The application of nanomedicine in liver diseases, and in particular in HCC, represents the most evident example of the limits in the application of these therapeutic approaches. The leaky vessels of the liver have similar characteristics of the leaky vessels in cancer; the presence of macrophages, endothelial cells and hepatocytes tends to phagocytes nanostructures; the interaction of the particles with plasma proteins enhance their fast elimination. The result is a very low accumulation of the nanosystems in the pathological part of the liver. In the on-going clinical trials, the treatments of HCC using NPs for the delivery of different drugs demonstrated their safety but exploit only EPR effect in contrast with the elimination effect caused by the healthy structures of the liver.

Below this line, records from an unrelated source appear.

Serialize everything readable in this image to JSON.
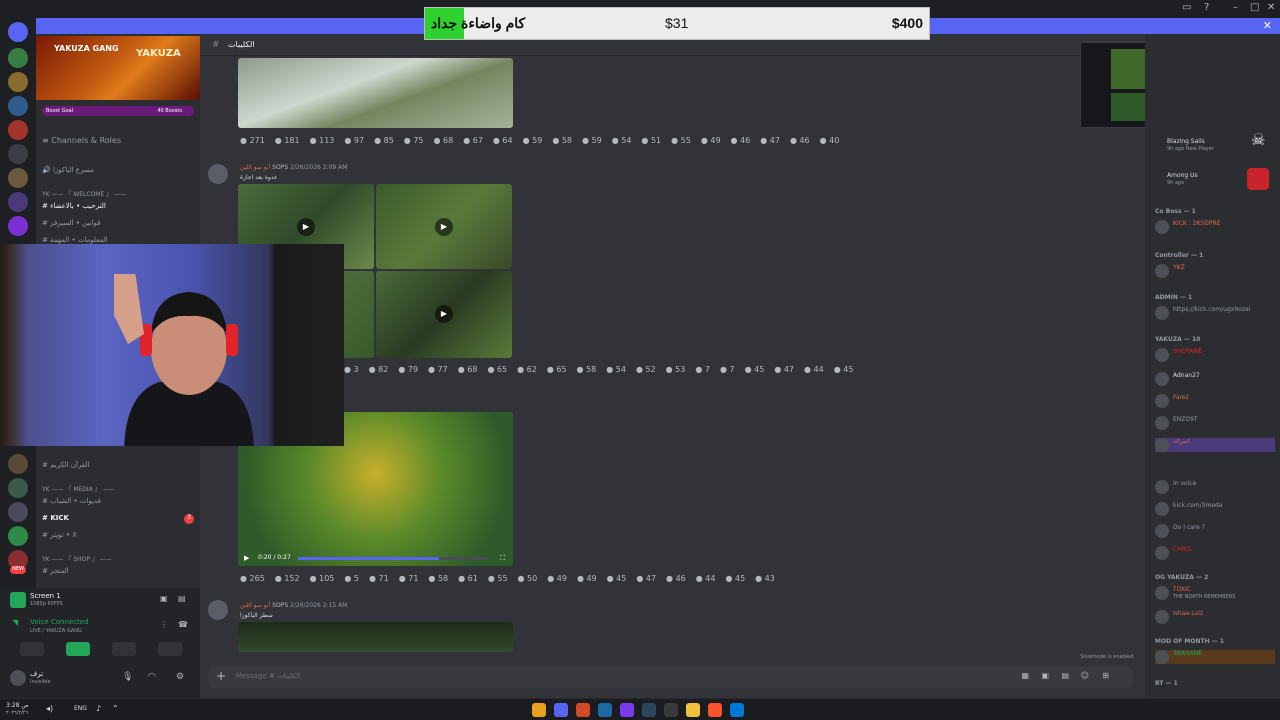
{
  "goal": {
    "label": "كام واضاءة جداد",
    "current": "$31",
    "target": "$400",
    "progress": 0.0775
  },
  "server": {
    "name": "YAKUZA GANG",
    "banner_text": "YAKUZA",
    "boost_goal_label": "Boost Goal",
    "boost_count": "40 Boosts"
  },
  "sidebar": {
    "channels_roles": "Channels & Roles",
    "items": [
      {
        "label": "مسرع الياكوزا",
        "type": "voice"
      },
      {
        "label": "YK —— 『 WELCOME 』 ——",
        "type": "category"
      },
      {
        "label": "الترحيب • بالاعضاء",
        "type": "text"
      },
      {
        "label": "قوانين • السيرفر",
        "type": "text"
      },
      {
        "label": "المعلومات • المهمة",
        "type": "text"
      },
      {
        "label": "القرآن الكريم",
        "type": "text"
      },
      {
        "label": "YK —— 『 MEDIA 』 ——",
        "type": "category"
      },
      {
        "label": "فديوات • الشباب",
        "type": "text"
      },
      {
        "label": "KICK",
        "type": "text",
        "badge": "3"
      },
      {
        "label": "تويتر • X",
        "type": "text"
      },
      {
        "label": "YK —— 『 SHOP 』 ——",
        "type": "category"
      },
      {
        "label": "المتجر",
        "type": "text"
      }
    ]
  },
  "user_panel": {
    "stream_title": "Screen 1",
    "stream_sub": "1080p 60FPS",
    "voice_status": "Voice Connected",
    "voice_channel": "LIVE / YAKUZA GANG",
    "username": "ترف",
    "user_status": "Invisible"
  },
  "chat": {
    "channel_name": "الكليبات",
    "composer_placeholder": "Message # الكليبات",
    "slowmode": "Slowmode is enabled.",
    "messages": [
      {
        "reactions": [
          "271",
          "181",
          "113",
          "97",
          "85",
          "75",
          "68",
          "67",
          "64",
          "59",
          "58",
          "59",
          "54",
          "51",
          "55",
          "49",
          "46",
          "47",
          "46",
          "40"
        ]
      },
      {
        "author": "أبو سو اللبن",
        "tag": "SOPS",
        "timestamp": "2/26/2026 2:09 AM",
        "text": "عدوة بعد اجازة",
        "reactions": [
          "3",
          "82",
          "79",
          "77",
          "68",
          "65",
          "62",
          "65",
          "58",
          "54",
          "52",
          "53",
          "7",
          "7",
          "45",
          "47",
          "44",
          "45"
        ]
      },
      {
        "video_time": "0:20 / 0:27",
        "reactions": [
          "265",
          "152",
          "105",
          "5",
          "71",
          "71",
          "58",
          "61",
          "55",
          "50",
          "49",
          "49",
          "45",
          "47",
          "46",
          "44",
          "45",
          "43"
        ]
      },
      {
        "author": "أبو سو اللبن",
        "tag": "SOPS",
        "timestamp": "2/26/2026 2:15 AM",
        "text": "سطر الياكوزا"
      }
    ]
  },
  "members": {
    "activities": [
      {
        "name": "Blazing Sails",
        "sub": "9h ago  New Player"
      },
      {
        "name": "Among Us",
        "sub": "9h ago"
      }
    ],
    "groups": [
      {
        "role": "Co Boss — 1",
        "members": [
          {
            "name": "KICK : 2K5DPRE",
            "tag": "YKZ"
          }
        ]
      },
      {
        "role": "Controller — 1",
        "members": [
          {
            "name": "",
            "tag": "YKZ"
          }
        ]
      },
      {
        "role": "ADMIN — 1",
        "members": [
          {
            "name": "https://kick.com/ugxhozei",
            "tag": "RT"
          }
        ]
      },
      {
        "role": "YAKUZA — 10",
        "members": [
          {
            "name": "SHOFAWE",
            "tag": "INF"
          },
          {
            "name": "Adnan27",
            "tag": ""
          },
          {
            "name": "Farez",
            "tag": ""
          },
          {
            "name": "ENZO9T",
            "tag": "YKZ"
          },
          {
            "name": "اسراك",
            "tag": "YKZ"
          },
          {
            "name": "In voice",
            "tag": ""
          },
          {
            "name": "In voice",
            "tag": "YKZ"
          },
          {
            "name": "kick.com/3meda",
            "tag": "SOPS"
          },
          {
            "name": "Do I care ?",
            "tag": ""
          },
          {
            "name": "CHRIS",
            "tag": "YKZ"
          }
        ]
      },
      {
        "role": "OG YAKUZA — 2",
        "members": [
          {
            "name": "TOXIC",
            "tag": "CODE",
            "sub": "THE NORTH REMEMBERS"
          },
          {
            "name": "Ishaa-Luiz",
            "tag": "RT"
          }
        ]
      },
      {
        "role": "MOD OF MONTH — 1",
        "members": [
          {
            "name": "3BAHANE",
            "tag": ""
          }
        ]
      },
      {
        "role": "RT — 1",
        "members": []
      }
    ]
  },
  "taskbar": {
    "lang": "ENG",
    "time": "3:28 ص",
    "date": "٢٠٢٦/٢/٢٦"
  },
  "colors": {
    "accent": "#5865f2",
    "goal_fill": "#2fd12f",
    "background": "#313338",
    "sidebar": "#2b2d31",
    "rail": "#1e1f22"
  }
}
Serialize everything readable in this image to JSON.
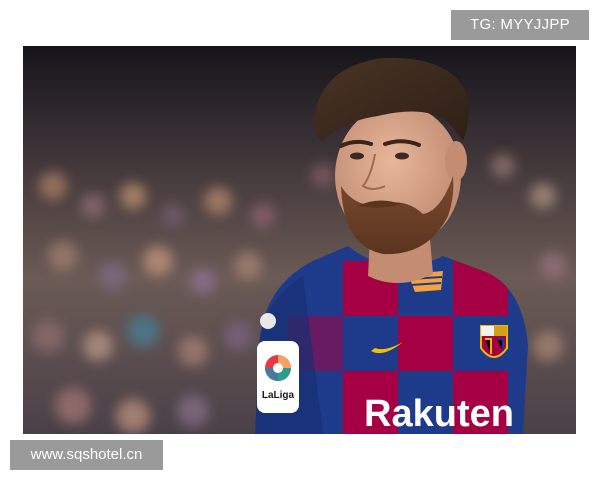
{
  "watermarks": {
    "top_label": "TG: MYYJJPP",
    "bottom_label": "www.sqshotel.cn"
  },
  "photo": {
    "jersey_sponsor": "Rakuten",
    "sleeve_patch": "LaLiga"
  },
  "colors": {
    "watermark_bg": "#9a9a9a",
    "jersey_blue": "#1e3a8a",
    "jersey_red": "#a50044",
    "crest_gold": "#f2b705",
    "crowd_dark": "#2a2730"
  }
}
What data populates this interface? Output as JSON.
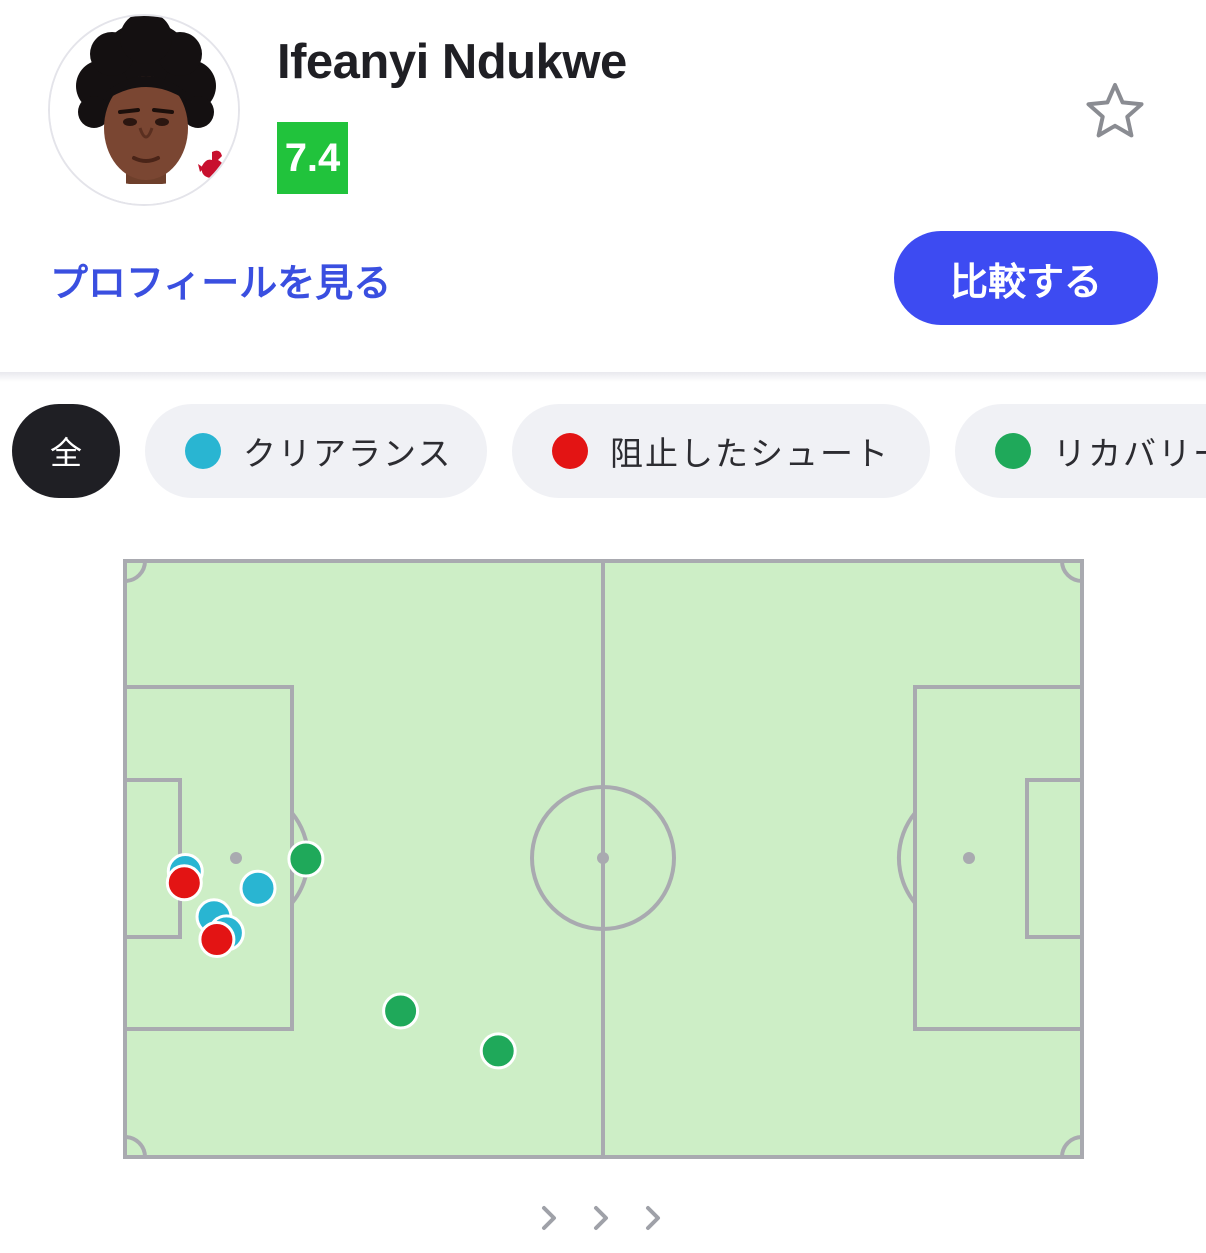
{
  "player": {
    "name": "Ifeanyi Ndukwe",
    "rating": "7.4",
    "club_badge_text": "L.F.C."
  },
  "actions": {
    "profile_link": "プロフィールを見る",
    "compare_button": "比較する",
    "favorite_icon": "star-outline-icon"
  },
  "filters": [
    {
      "label": "全",
      "selected": true
    },
    {
      "label": "クリアランス",
      "color": "#29b5d2"
    },
    {
      "label": "阻止したシュート",
      "color": "#e31414"
    },
    {
      "label": "リカバリー",
      "color": "#1fa95a"
    }
  ],
  "colors": {
    "accent": "#3d4bf2",
    "rating": "#21c33c",
    "pitch": "#cdeec6",
    "pitch_lines": "#a9aab0"
  },
  "chart_data": {
    "type": "scatter",
    "title": "",
    "xlabel": "",
    "ylabel": "",
    "xlim": [
      0,
      100
    ],
    "ylim": [
      0,
      100
    ],
    "series": [
      {
        "name": "クリアランス",
        "color": "#29b5d2",
        "points": [
          [
            6.3,
            47.9
          ],
          [
            13.9,
            45.1
          ],
          [
            9.3,
            40.3
          ],
          [
            10.6,
            37.6
          ]
        ]
      },
      {
        "name": "阻止したシュート",
        "color": "#e31414",
        "points": [
          [
            6.2,
            46.0
          ],
          [
            9.6,
            36.5
          ]
        ]
      },
      {
        "name": "リカバリー",
        "color": "#1fa95a",
        "points": [
          [
            18.9,
            50.0
          ],
          [
            28.8,
            24.5
          ],
          [
            39.0,
            17.8
          ]
        ]
      }
    ]
  },
  "pager": {
    "icon": "chevron-right-icon",
    "count": 3
  }
}
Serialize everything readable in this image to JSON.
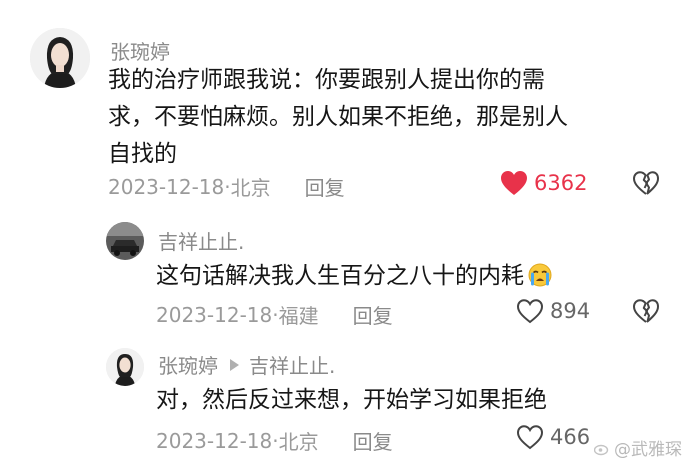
{
  "comments": [
    {
      "user": "张琬婷",
      "lines": [
        "我的治疗师跟我说：你要跟别人提出你的需",
        "求，不要怕麻烦。别人如果不拒绝，那是别人",
        "自找的"
      ],
      "date": "2023-12-18",
      "location": "北京",
      "reply_label": "回复",
      "likes": "6362",
      "liked": true
    },
    {
      "user": "吉祥止止.",
      "lines": [
        "这句话解决我人生百分之八十的内耗"
      ],
      "emoji": "crying-face",
      "date": "2023-12-18",
      "location": "福建",
      "reply_label": "回复",
      "likes": "894",
      "liked": false
    },
    {
      "user": "张琬婷",
      "reply_to": "吉祥止止.",
      "lines": [
        "对，然后反过来想，开始学习如果拒绝"
      ],
      "date": "2023-12-18",
      "location": "北京",
      "reply_label": "回复",
      "likes": "466",
      "liked": false
    }
  ],
  "separator": "·",
  "watermark": "@武雅琛",
  "colors": {
    "like_active": "#e8324a",
    "meta": "#9a9a9a",
    "username": "#8a8a8a"
  }
}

A possible turning point could be the use of targeting agents covalently bind of particle surface; this approach demonstrated a superior therapeutic effect in different animal models. Its application depends from the individuation of specific tumor-associated antigens and from the development of molecules avidly able to bind them. Recent studies have individuated several molecules that can represent possible targets for the selective delivery of targeted NPs. This probably represents the next step in the nanomedicine for the treatment of HCC, as summarized in Figure 3.

Figure 3

Schematic representation of the factor influencing selective delivery of nanoparticles developed for HCC treatment.